After “Rita” my working relationship with him shifted. He was still one of the first to read a new play, but there were fewer questions and no more work sessions. So much was happening. He’d won the Pulitzer in 1995 and had been inducted into the American Academy of Arts and Letters; his play “Young Man From Atlanta” went to Broadway, and there were the numerous productions at the Signature Theater and Primary Stages.
While I was so proud and thrilled for him, I could also indulge in some grand moments of self-pity. Why did I choose this, of all professions, to go into when Horton Foote was my father?
It never lasted very long; it couldn’t, as he was always the one I would call, and he’d remind me that over the years he’d wasted too much time comparing himself to other playwrights. Then he’d tell me: “Just keep writing. Keep writing.”

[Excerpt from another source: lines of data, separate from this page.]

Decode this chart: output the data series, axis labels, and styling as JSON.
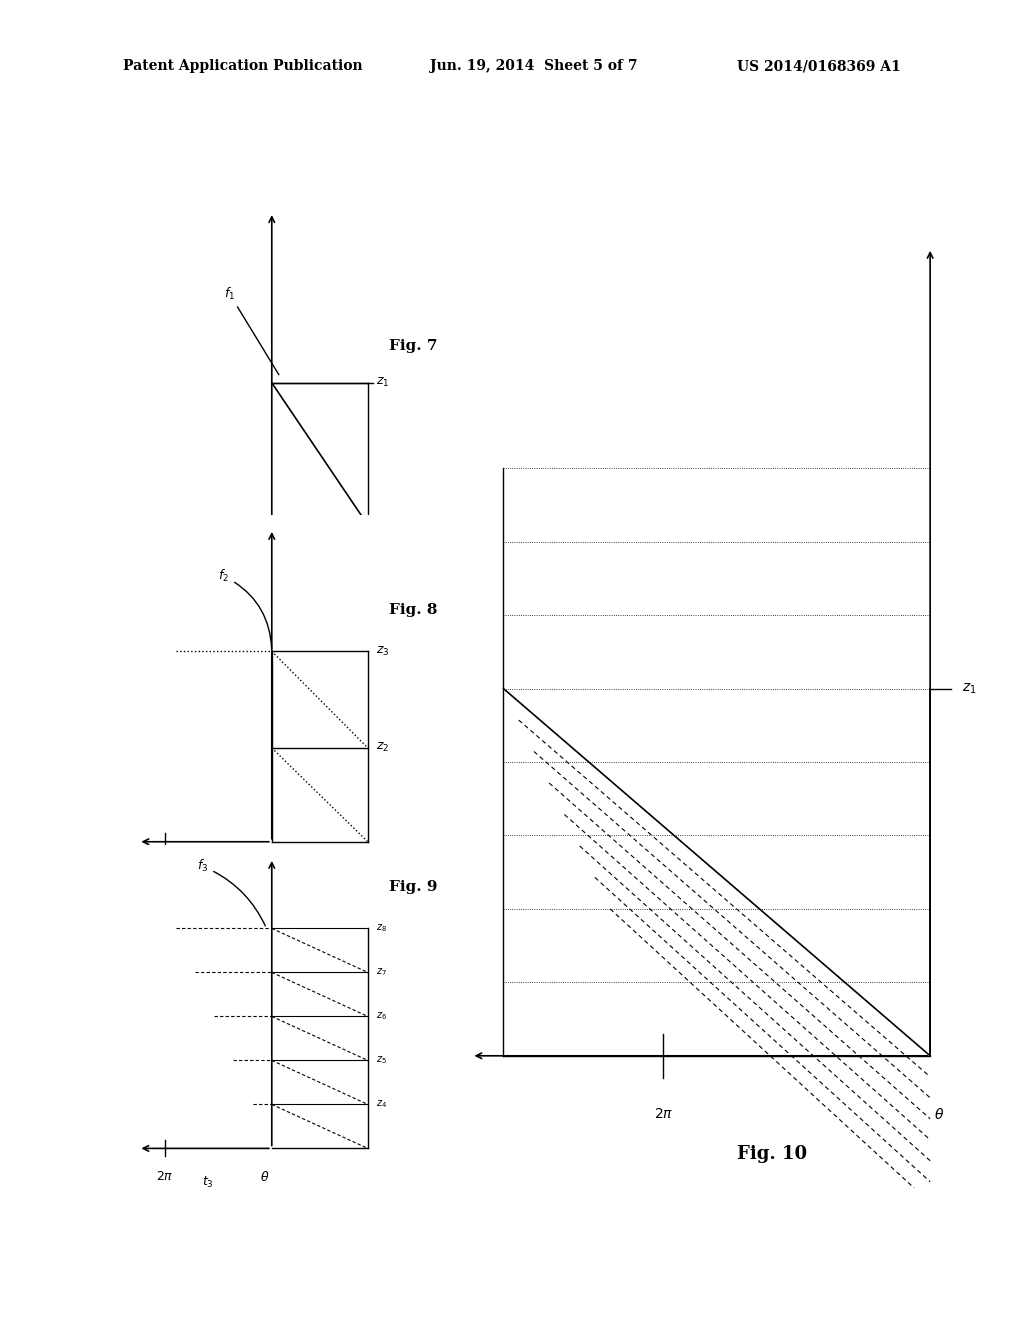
{
  "bg_color": "#ffffff",
  "header_text": "Patent Application Publication",
  "header_date": "Jun. 19, 2014  Sheet 5 of 7",
  "header_patent": "US 2014/0168369 A1",
  "fig7_label": "Fig. 7",
  "fig8_label": "Fig. 8",
  "fig9_label": "Fig. 9",
  "fig10_label": "Fig. 10"
}
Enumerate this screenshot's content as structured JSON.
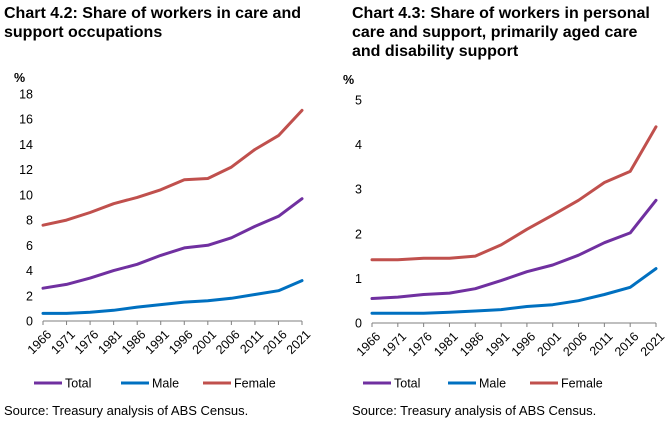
{
  "chart_data": [
    {
      "type": "line",
      "title": "Chart 4.2: Share of workers in care and support occupations",
      "ylabel": "%",
      "ylim": [
        0,
        18
      ],
      "yticks": [
        0,
        2,
        4,
        6,
        8,
        10,
        12,
        14,
        16,
        18
      ],
      "categories": [
        "1966",
        "1971",
        "1976",
        "1981",
        "1986",
        "1991",
        "1996",
        "2001",
        "2006",
        "2011",
        "2016",
        "2021"
      ],
      "series": [
        {
          "name": "Total",
          "color": "#7030a0",
          "values": [
            2.6,
            2.9,
            3.4,
            4.0,
            4.5,
            5.2,
            5.8,
            6.0,
            6.6,
            7.5,
            8.3,
            9.7
          ]
        },
        {
          "name": "Male",
          "color": "#0070c0",
          "values": [
            0.6,
            0.6,
            0.7,
            0.85,
            1.1,
            1.3,
            1.5,
            1.6,
            1.8,
            2.1,
            2.4,
            3.2
          ]
        },
        {
          "name": "Female",
          "color": "#c0504d",
          "values": [
            7.6,
            8.0,
            8.6,
            9.3,
            9.8,
            10.4,
            11.2,
            11.3,
            12.2,
            13.6,
            14.7,
            16.7
          ]
        }
      ],
      "source": "Source: Treasury analysis of ABS Census.",
      "grid": false,
      "legend": "bottom"
    },
    {
      "type": "line",
      "title": "Chart 4.3: Share of workers in personal care and support, primarily aged care and disability support",
      "ylabel": "%",
      "ylim": [
        0,
        5
      ],
      "yticks": [
        0,
        1,
        2,
        3,
        4,
        5
      ],
      "categories": [
        "1966",
        "1971",
        "1976",
        "1981",
        "1986",
        "1991",
        "1996",
        "2001",
        "2006",
        "2011",
        "2016",
        "2021"
      ],
      "series": [
        {
          "name": "Total",
          "color": "#7030a0",
          "values": [
            0.55,
            0.58,
            0.64,
            0.67,
            0.77,
            0.95,
            1.15,
            1.3,
            1.52,
            1.8,
            2.02,
            2.75
          ]
        },
        {
          "name": "Male",
          "color": "#0070c0",
          "values": [
            0.22,
            0.22,
            0.22,
            0.24,
            0.27,
            0.3,
            0.37,
            0.41,
            0.5,
            0.64,
            0.8,
            1.22
          ]
        },
        {
          "name": "Female",
          "color": "#c0504d",
          "values": [
            1.42,
            1.42,
            1.45,
            1.45,
            1.5,
            1.75,
            2.1,
            2.42,
            2.75,
            3.15,
            3.4,
            4.4
          ]
        }
      ],
      "source": "Source: Treasury analysis of ABS Census.",
      "grid": false,
      "legend": "bottom"
    }
  ]
}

That’s what he’d done all those years ago during his exile in New Hampshire when it must have seemed so hopeless, so impossible. He kept writing, and out of that came “The Orphan’s Home Cycle” and the screenplay of “Tender Mercies,” for which he won his second Oscar.
Recently I was in auditions with the director Evan Yionoulis for my play “Him,” being produced by Primary Stages this fall. Later I called my sister, who has a part in the play. I told her that I still had this impulse to pick up the phone and call Dad, to discuss the day with him, and that I had the feeling that if I hadn’t called him immediately, there would have been a message for me asking why I hadn’t checked in yet. My dad ate, slept and breathed the theater, from auditions to the last performance. And he got such a kick out of sharing this enthusiasm with me.
How bittersweet that Primary Stages will be producing “Harrison, TX,” three of his one-acts, this summer in the slot before mine. There is no escaping our connection. Who I am as a writer is completely tied to him, Horton Foote, the writer, my dad.
And of course, at the end of the day, he would have set some time aside for me, over the phone or maybe dinner. He would have gotten right down to it and asked: “How was rehearsal today, sister? Did you get some good work done?”